Hank Baskett of Clovis explains the purpose of the Oasis Children’s Advocate Center, recognized by the 9th District Attorney’s Office for its work. (Staff photo: Tony Bullocks)
By Sharna Johnson: CNJ staff writer
Hank Baskett, Oasis Children’s Advocacy Center director, believes God directed him down a path he could never have envisioned. He conducts forensic interviews with children who have witnessed or been victims of abuse and violent crimes.
When Baskett retired from the military in the early 1990s, he had plans to go to school and play golf. Instead he listens to some of the most horrific stories ever told, yet he says he loves it.
It is National Crime Victims’ Rights Week. Bringing together victims and the agencies that work to help them is what the week is about, according to 9th Judicial District Attorney Matt Chandler.
“We have to come together to help rebuild the lives that have been shattered through violent crime,” Chandler said.
Oasis was chosen for recognition this week by the District Attorney’s office because, Chandler said, the organization is an extremely important tool for law enforcement and a safe haven for children, helping prevent them from being traumatized by the interview and investigation process.
Oasis was presented Tuesday with a check for almost $500, the proceeds from a breakfast held to start the victim-centered week, according to Chandler.
Recent budget cuts have Oasis teetering on the edge, according to Chandler, who said on numerous occasions, Baskett has voluntarily forfeited his paycheck to keep the doors open.
A statewide push for new and innovative programs has limited the funding for existing programs, Baskett said.
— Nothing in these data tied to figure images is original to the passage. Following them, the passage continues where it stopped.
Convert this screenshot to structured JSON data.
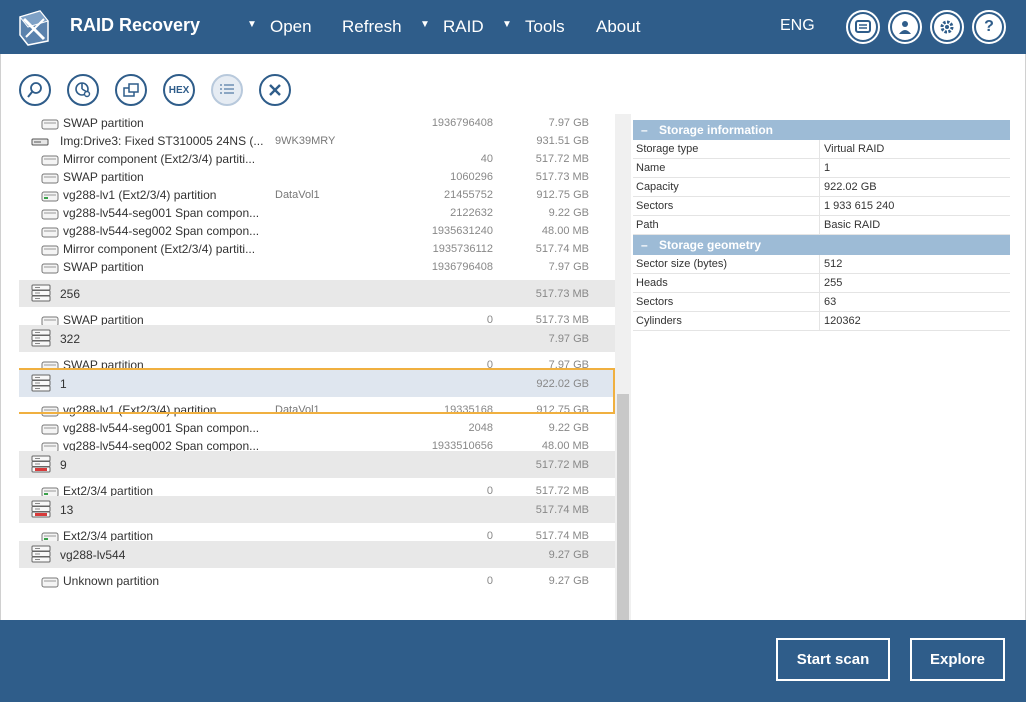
{
  "app": {
    "title": "RAID Recovery"
  },
  "menu": {
    "open": "Open",
    "refresh": "Refresh",
    "raid": "RAID",
    "tools": "Tools",
    "about": "About",
    "language": "ENG",
    "arrow": "▼"
  },
  "toolbar": {
    "hex_label": "HEX"
  },
  "tree": {
    "rows": [
      {
        "label": "SWAP partition",
        "tag": "",
        "sector": "1936796408",
        "size": "7.97 GB"
      },
      {
        "label": "Img:Drive3: Fixed ST310005 24NS (...",
        "tag": "9WK39MRY",
        "sector": "",
        "size": "931.51 GB"
      },
      {
        "label": "Mirror component (Ext2/3/4) partiti...",
        "tag": "",
        "sector": "40",
        "size": "517.72 MB"
      },
      {
        "label": "SWAP partition",
        "tag": "",
        "sector": "1060296",
        "size": "517.73 MB"
      },
      {
        "label": "vg288-lv1 (Ext2/3/4) partition",
        "tag": "DataVol1",
        "sector": "21455752",
        "size": "912.75 GB"
      },
      {
        "label": "vg288-lv544-seg001 Span compon...",
        "tag": "",
        "sector": "2122632",
        "size": "9.22 GB"
      },
      {
        "label": "vg288-lv544-seg002 Span compon...",
        "tag": "",
        "sector": "1935631240",
        "size": "48.00 MB"
      },
      {
        "label": "Mirror component (Ext2/3/4) partiti...",
        "tag": "",
        "sector": "1935736112",
        "size": "517.74 MB"
      },
      {
        "label": "SWAP partition",
        "tag": "",
        "sector": "1936796408",
        "size": "7.97 GB"
      },
      {
        "label": "256",
        "tag": "",
        "sector": "",
        "size": "517.73 MB"
      },
      {
        "label": "SWAP partition",
        "tag": "",
        "sector": "0",
        "size": "517.73 MB"
      },
      {
        "label": "322",
        "tag": "",
        "sector": "",
        "size": "7.97 GB"
      },
      {
        "label": "SWAP partition",
        "tag": "",
        "sector": "0",
        "size": "7.97 GB"
      },
      {
        "label": "1",
        "tag": "",
        "sector": "",
        "size": "922.02 GB"
      },
      {
        "label": "vg288-lv1 (Ext2/3/4) partition",
        "tag": "DataVol1",
        "sector": "19335168",
        "size": "912.75 GB"
      },
      {
        "label": "vg288-lv544-seg001 Span compon...",
        "tag": "",
        "sector": "2048",
        "size": "9.22 GB"
      },
      {
        "label": "vg288-lv544-seg002 Span compon...",
        "tag": "",
        "sector": "1933510656",
        "size": "48.00 MB"
      },
      {
        "label": "9",
        "tag": "",
        "sector": "",
        "size": "517.72 MB"
      },
      {
        "label": "Ext2/3/4 partition",
        "tag": "",
        "sector": "0",
        "size": "517.72 MB"
      },
      {
        "label": "13",
        "tag": "",
        "sector": "",
        "size": "517.74 MB"
      },
      {
        "label": "Ext2/3/4 partition",
        "tag": "",
        "sector": "0",
        "size": "517.74 MB"
      },
      {
        "label": "vg288-lv544",
        "tag": "",
        "sector": "",
        "size": "9.27 GB"
      },
      {
        "label": "Unknown partition",
        "tag": "",
        "sector": "0",
        "size": "9.27 GB"
      }
    ]
  },
  "storage_info": {
    "title": "Storage information",
    "rows": [
      {
        "k": "Storage type",
        "v": "Virtual RAID"
      },
      {
        "k": "Name",
        "v": "1"
      },
      {
        "k": "Capacity",
        "v": "922.02 GB"
      },
      {
        "k": "Sectors",
        "v": "1 933 615 240"
      },
      {
        "k": "Path",
        "v": "Basic RAID"
      }
    ]
  },
  "storage_geometry": {
    "title": "Storage geometry",
    "rows": [
      {
        "k": "Sector size (bytes)",
        "v": "512"
      },
      {
        "k": "Heads",
        "v": "255"
      },
      {
        "k": "Sectors",
        "v": "63"
      },
      {
        "k": "Cylinders",
        "v": "120362"
      }
    ]
  },
  "actions": {
    "start_scan": "Start scan",
    "explore": "Explore"
  },
  "colors": {
    "brand": "#2f5d8a",
    "header_panel": "#9dbbd6",
    "selection": "#f0b040"
  }
}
“What’s wrong with the programs that are working?” he wondered. “They always want you to come up with something new.”
While the interviews he conducts are essential to law enforcement, he also believes giving children a place where they can unload the trauma they have been burdened with is critical to their healing.
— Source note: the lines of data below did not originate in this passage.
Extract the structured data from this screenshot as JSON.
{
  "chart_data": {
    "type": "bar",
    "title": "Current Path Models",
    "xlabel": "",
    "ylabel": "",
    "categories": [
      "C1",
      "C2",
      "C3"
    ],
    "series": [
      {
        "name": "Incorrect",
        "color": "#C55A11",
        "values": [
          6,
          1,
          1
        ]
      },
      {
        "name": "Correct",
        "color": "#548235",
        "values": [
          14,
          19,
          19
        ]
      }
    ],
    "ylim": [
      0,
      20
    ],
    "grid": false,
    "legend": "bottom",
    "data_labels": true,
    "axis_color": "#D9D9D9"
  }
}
Molestation is a major portion of his case load, Baskett said. “We are only touching the tip of the iceberg as far as the actual molestation that’s being committed.”
An average of 13 children are interviewed monthly at Oasis, whose staff consists of Baskett and an assistant. While the number may seem small, to Baskett one child is one too many.
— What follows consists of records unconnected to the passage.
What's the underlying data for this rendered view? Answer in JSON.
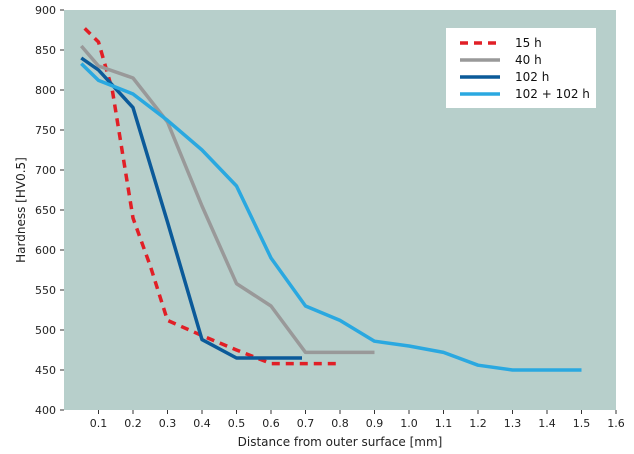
{
  "chart_data": {
    "type": "line",
    "title": "",
    "xlabel": "Distance from outer surface [mm]",
    "ylabel": "Hardness [HV0.5]",
    "xlim": [
      0.0,
      1.6
    ],
    "ylim": [
      400,
      900
    ],
    "xticks": [
      "0.1",
      "0.2",
      "0.3",
      "0.4",
      "0.5",
      "0.6",
      "0.7",
      "0.8",
      "0.9",
      "1.0",
      "1.1",
      "1.2",
      "1.3",
      "1.4",
      "1.5",
      "1.6"
    ],
    "yticks": [
      "400",
      "450",
      "500",
      "550",
      "600",
      "650",
      "700",
      "750",
      "800",
      "850",
      "900"
    ],
    "grid": false,
    "legend_position": "top-right",
    "background_color": "#b7cfcb",
    "series": [
      {
        "name": "15 h",
        "color": "#e11f26",
        "style": "dashed",
        "x": [
          0.06,
          0.1,
          0.14,
          0.2,
          0.25,
          0.3,
          0.4,
          0.5,
          0.6,
          0.7,
          0.8
        ],
        "y": [
          877,
          860,
          800,
          640,
          580,
          512,
          493,
          475,
          458,
          458,
          458
        ]
      },
      {
        "name": "40 h",
        "color": "#999999",
        "style": "solid",
        "x": [
          0.05,
          0.1,
          0.2,
          0.3,
          0.4,
          0.5,
          0.6,
          0.7,
          0.8,
          0.9
        ],
        "y": [
          855,
          830,
          815,
          760,
          655,
          558,
          530,
          472,
          472,
          472
        ]
      },
      {
        "name": "102 h",
        "color": "#0b5a99",
        "style": "solid",
        "x": [
          0.05,
          0.1,
          0.2,
          0.3,
          0.4,
          0.5,
          0.6,
          0.69
        ],
        "y": [
          840,
          825,
          778,
          635,
          488,
          465,
          465,
          465
        ]
      },
      {
        "name": "102 + 102 h",
        "color": "#2aa8e0",
        "style": "solid",
        "x": [
          0.05,
          0.1,
          0.2,
          0.3,
          0.4,
          0.5,
          0.6,
          0.7,
          0.8,
          0.9,
          1.0,
          1.1,
          1.2,
          1.3,
          1.4,
          1.5
        ],
        "y": [
          833,
          812,
          795,
          762,
          725,
          680,
          590,
          530,
          512,
          486,
          480,
          472,
          456,
          450,
          450,
          450
        ]
      }
    ]
  }
}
Community awareness is also a large part of the mission of Oasis. By going to the schools and teaching kids about abuse and empowering them to talk to someone, Baskett works to curb abuse.
“I love what I do, and people think I’m sick because of what I hear from those children,” he said. “(But) I challenge (the kids) to leave the abuse with me.”
The only payment he requires from the children is a smile. “They know I collect them,” Baskett said.
“I’ve learned to love. I even love the perpetrators. I don’t love what they do but I pray for them because I’m not without sin. But the children, they’re special,” he said.
Baskett is not willing to let Oasis flounder. He has vowed to fight as long as he must to keep it alive. Looking for grants and conducting fundraisers are some of the ways he plans to make up the gaps.
“We are going to survive. We have a lot of concerned people in this town. They won’t let this program die. I won’t let it die. The money’s going to come from somewhere.”